Réponse de le 15/04/2014 à 19:51 :
Et les plus values taxées pendant 30 ans surtout
Réponse de le 16/04/2014 à 7:48 :
Que les plus values soient taxées, c'est Normal !

Mais que l'on ne puisse garantir aux investisseurs sur quelles bases, ils seront taxés est anormal...
Vous devriez savoir que pour tel investissement, vous serez taxé à hauteur de n %... A vous de voir si vous le faites ou pas !
Réponse de le 18/04/2014 à 2:04 :
Principale et secondaire, sans prise en compte de l'inflation... on sera sur que les parasites de la pierre seront moins favorisé que les entrepreneurs ainsi et le marché ne s'embalera plus!

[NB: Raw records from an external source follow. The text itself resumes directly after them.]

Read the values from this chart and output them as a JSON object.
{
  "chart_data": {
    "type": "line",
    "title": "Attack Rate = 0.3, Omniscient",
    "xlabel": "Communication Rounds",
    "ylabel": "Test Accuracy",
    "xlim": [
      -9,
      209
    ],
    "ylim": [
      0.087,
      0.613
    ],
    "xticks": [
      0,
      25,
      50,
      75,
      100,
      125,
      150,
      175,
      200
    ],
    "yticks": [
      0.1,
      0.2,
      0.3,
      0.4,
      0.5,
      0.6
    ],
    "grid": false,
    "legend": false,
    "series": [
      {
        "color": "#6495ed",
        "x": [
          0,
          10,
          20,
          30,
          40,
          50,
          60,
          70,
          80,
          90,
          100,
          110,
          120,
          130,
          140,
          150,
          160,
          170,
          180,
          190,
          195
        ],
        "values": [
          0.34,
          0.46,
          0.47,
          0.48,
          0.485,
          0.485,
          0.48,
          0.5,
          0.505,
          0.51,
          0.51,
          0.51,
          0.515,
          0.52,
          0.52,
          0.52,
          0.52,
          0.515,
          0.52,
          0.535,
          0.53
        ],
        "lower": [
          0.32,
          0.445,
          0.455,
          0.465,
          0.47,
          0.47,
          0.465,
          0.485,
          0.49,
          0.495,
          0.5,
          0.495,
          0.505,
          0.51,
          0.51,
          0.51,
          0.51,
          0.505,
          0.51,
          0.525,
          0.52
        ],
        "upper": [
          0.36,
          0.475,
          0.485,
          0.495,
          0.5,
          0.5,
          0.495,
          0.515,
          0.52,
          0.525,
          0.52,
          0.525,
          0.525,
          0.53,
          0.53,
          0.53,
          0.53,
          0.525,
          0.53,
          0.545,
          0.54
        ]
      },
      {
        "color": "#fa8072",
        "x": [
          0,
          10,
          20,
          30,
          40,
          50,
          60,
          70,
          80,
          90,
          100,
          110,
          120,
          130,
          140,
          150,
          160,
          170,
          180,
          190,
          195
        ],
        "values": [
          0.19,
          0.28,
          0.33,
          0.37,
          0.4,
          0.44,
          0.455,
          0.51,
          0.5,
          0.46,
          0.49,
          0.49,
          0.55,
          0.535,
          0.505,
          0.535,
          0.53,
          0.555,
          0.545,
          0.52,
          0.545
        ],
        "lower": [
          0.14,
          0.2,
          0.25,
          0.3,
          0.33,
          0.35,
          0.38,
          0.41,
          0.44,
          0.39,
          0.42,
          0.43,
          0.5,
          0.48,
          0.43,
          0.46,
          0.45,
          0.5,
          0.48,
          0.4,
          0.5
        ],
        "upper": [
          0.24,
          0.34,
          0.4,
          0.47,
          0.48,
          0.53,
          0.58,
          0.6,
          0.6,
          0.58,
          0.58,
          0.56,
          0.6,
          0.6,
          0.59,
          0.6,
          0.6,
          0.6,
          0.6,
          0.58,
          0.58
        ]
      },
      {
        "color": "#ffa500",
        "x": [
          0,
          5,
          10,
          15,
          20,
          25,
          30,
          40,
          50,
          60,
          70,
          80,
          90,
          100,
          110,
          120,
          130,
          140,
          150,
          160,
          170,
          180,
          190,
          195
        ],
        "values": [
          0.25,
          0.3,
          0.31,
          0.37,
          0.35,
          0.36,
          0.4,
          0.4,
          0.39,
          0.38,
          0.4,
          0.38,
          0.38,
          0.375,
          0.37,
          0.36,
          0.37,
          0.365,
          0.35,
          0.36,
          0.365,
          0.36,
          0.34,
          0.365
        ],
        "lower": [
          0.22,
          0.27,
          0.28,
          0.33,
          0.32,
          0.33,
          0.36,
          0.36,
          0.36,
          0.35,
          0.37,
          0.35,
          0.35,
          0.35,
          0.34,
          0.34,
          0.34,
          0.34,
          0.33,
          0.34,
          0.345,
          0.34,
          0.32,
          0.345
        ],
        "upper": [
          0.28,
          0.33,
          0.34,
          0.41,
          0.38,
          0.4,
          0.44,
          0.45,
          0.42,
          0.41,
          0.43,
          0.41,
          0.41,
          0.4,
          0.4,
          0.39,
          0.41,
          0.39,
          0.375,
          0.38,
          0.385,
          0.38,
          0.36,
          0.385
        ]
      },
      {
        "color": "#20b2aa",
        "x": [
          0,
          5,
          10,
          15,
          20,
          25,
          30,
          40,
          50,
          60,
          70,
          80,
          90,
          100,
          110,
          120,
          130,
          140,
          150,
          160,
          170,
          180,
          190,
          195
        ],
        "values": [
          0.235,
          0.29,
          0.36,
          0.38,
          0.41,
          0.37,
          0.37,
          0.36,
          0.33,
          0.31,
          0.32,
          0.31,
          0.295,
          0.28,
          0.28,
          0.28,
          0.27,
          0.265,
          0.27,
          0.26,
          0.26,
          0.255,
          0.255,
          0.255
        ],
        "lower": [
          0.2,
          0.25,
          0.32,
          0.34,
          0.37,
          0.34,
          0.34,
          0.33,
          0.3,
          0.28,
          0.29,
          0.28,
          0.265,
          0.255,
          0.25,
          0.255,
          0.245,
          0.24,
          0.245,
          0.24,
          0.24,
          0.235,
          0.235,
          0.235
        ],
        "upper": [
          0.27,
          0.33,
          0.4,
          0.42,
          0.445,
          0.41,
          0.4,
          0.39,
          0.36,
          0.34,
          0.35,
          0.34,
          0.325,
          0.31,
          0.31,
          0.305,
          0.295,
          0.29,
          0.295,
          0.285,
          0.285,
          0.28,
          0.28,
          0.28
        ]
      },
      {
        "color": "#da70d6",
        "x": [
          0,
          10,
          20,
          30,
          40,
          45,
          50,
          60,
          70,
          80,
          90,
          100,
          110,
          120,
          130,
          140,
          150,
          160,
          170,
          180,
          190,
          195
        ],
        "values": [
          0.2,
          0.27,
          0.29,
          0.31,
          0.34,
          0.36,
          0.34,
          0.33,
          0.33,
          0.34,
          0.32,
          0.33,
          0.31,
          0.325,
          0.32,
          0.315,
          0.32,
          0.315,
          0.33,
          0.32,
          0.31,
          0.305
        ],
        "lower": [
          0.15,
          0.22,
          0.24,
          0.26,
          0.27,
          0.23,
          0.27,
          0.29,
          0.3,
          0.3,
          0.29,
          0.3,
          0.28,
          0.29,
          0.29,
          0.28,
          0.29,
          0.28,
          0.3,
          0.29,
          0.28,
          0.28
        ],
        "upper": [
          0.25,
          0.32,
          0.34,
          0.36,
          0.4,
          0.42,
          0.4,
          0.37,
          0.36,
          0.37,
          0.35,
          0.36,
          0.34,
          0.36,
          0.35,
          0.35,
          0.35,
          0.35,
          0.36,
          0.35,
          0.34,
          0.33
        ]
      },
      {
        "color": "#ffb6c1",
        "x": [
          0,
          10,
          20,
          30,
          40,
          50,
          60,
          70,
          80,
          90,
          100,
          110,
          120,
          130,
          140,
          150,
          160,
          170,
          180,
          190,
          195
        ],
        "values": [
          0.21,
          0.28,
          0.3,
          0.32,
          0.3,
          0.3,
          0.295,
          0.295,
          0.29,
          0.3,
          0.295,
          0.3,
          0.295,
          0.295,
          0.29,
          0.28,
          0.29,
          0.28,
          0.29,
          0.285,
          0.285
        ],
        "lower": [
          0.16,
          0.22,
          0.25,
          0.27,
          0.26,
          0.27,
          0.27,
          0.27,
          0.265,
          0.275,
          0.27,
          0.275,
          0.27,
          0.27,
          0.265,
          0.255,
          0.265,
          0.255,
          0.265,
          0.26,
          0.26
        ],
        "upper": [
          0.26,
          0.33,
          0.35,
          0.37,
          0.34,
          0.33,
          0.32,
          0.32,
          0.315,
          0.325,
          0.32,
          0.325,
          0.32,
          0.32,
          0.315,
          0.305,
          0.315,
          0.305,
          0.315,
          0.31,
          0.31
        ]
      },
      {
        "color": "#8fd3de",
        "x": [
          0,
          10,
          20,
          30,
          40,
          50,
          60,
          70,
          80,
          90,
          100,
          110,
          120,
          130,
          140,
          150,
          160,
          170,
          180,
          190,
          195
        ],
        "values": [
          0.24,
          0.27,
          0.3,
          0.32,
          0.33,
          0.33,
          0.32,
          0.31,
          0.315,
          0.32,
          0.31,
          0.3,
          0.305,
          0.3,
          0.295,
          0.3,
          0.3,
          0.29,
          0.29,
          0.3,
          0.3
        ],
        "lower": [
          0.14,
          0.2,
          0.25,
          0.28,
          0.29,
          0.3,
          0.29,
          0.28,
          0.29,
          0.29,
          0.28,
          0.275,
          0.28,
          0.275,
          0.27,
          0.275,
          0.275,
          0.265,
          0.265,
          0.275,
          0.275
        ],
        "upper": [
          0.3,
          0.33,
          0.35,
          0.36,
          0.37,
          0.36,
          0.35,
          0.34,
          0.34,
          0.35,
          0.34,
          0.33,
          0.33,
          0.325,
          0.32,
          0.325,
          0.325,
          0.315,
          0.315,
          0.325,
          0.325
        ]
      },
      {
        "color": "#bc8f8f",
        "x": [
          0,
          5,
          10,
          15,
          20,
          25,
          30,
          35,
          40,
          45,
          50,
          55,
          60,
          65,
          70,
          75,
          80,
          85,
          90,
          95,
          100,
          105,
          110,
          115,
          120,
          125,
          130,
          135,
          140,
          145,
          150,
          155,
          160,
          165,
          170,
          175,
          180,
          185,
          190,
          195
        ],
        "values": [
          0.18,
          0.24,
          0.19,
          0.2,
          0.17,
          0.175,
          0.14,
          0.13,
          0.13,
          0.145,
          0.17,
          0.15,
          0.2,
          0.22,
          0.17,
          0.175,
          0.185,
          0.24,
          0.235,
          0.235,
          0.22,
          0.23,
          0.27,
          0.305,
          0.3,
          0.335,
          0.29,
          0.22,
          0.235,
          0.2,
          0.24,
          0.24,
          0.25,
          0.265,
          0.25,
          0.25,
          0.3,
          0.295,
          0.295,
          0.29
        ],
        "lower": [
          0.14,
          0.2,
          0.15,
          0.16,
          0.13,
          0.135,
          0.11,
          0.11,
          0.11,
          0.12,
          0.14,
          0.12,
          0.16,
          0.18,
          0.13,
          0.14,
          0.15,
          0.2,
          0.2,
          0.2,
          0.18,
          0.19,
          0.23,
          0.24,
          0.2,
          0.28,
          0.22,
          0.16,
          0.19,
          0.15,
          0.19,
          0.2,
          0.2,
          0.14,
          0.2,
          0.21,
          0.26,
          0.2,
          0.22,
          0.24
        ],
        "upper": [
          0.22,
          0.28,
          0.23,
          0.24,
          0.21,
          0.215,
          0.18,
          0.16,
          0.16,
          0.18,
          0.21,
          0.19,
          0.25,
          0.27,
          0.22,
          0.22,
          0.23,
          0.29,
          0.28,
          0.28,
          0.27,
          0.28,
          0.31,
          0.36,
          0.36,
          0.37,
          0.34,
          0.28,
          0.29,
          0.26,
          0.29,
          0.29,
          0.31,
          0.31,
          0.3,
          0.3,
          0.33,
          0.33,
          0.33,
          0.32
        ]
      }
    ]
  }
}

a écrit le 15/04/2014 à 18:55 :
Un jour le gouvernement nous parle de la simplification administrative et le lendemain il nous annonce 200 nouveaux décrets ?
Réponse de le 15/04/2014 à 19:39 :
Vous confondez bailleurs, agent immo et promoteur, architectes. Bref vous mixer technique et administration, acier de 32 anti sismique et baile locatif..etc certains domaine cher au client sont sans aucune normes dans ce secteur.
a écrit le 15/04/2014 à 18:49 :
A mon avis investir dans un centre équestre. Cette activité se développe vitesse grand V.C'est plus rentable que l'immobilier. (TVA etc.)
a écrit le 15/04/2014 à 18:08 :
Un geste tout simple pour doper l'activité immobilière et rétablir la confiance:
abrogation pure et simple de la loi ALUR qui est la loi la plus toxique commise par ce gouvernement.
Réponse de le 15/04/2014 à 20:14 :
Et aussi les normes 2012 qui empêche bon nombre de salaire moyen de pouvoir faire construire. Alors pour les salaires inférieur n'en parlons même pas !
a écrit le 15/04/2014 à 17:54 :
200 décrets :ça c'est la diarée(chiasse) reglementaire et on nous parle de choc de simplification;cherchez l'erreur
a écrit le 15/04/2014 à 17:47 :
Prendre les investisseurs pour des demeurés ça marche pas.Plus d'impôts,plus de normes,plus de contraintes et pas de rentabilité = fuite des investisseurs vers des cieux plus cléments.les mouches n'aiment pas le vinaigre.
a écrit le 15/04/2014 à 17:16 :
la confiance reviendra quand les lois hostiles aux propriétaires seront supprimées( "virer" facilement un mauvais payeur, et revenir à une liberté tarifaire), et quand on arrêtera dans ce pays de dire que l'on n'aime pas les riches, les investisseurs, et le monde de la finance. Bref après le départ de F.H.
Réponse de le 15/04/2014 à 20:15 :
Si seulement vous aviez raison... Malheureusement la droite fait pas mieux !
Réponse de le 16/04/2014 à 9:25 :
C'est dû au nombre de fonctionnaires. Il faut bien qu'ils travaillent et donc ils produisent des normes. Ni la droite, ni la gauche n'aura le courage de s'attaquer au vrai problème : trop de fonctionnaires. Mais si on les mettait au chômage à ne rien faire, ils coûteraient moins chers...
a écrit le 15/04/2014 à 17:14 :
Si le gouvernement a besoin d'argent, il pourrait taxer les millions de m2 de bureaux vides afin de pousser les professionnels de l'immobilier a les transformer en logements !
a écrit le 15/04/2014 à 17:12 :
Et la transformation des millions de m2 de bureaux vides en appartements ?
Réponse de le 15/04/2014 à 18:02 :
si vous payez la transformation ,pas de problème.
Réponse de le 15/04/2014 à 18:12 :
On ne transforme malheureusement pas si facilement de grands plateaux avec pièces en aveugle en logements...
Trop tard !
Réponse de le 15/04/2014 à 18:14 :
Malheureusement il faut comprendre qu'un Maire voit dans des surfaces de bureaux même temporairement vides une source de revenus fiscaux. Par contre en les transformant en logements le Maire devrait créer des places de crèche, des places dans les écoles etc.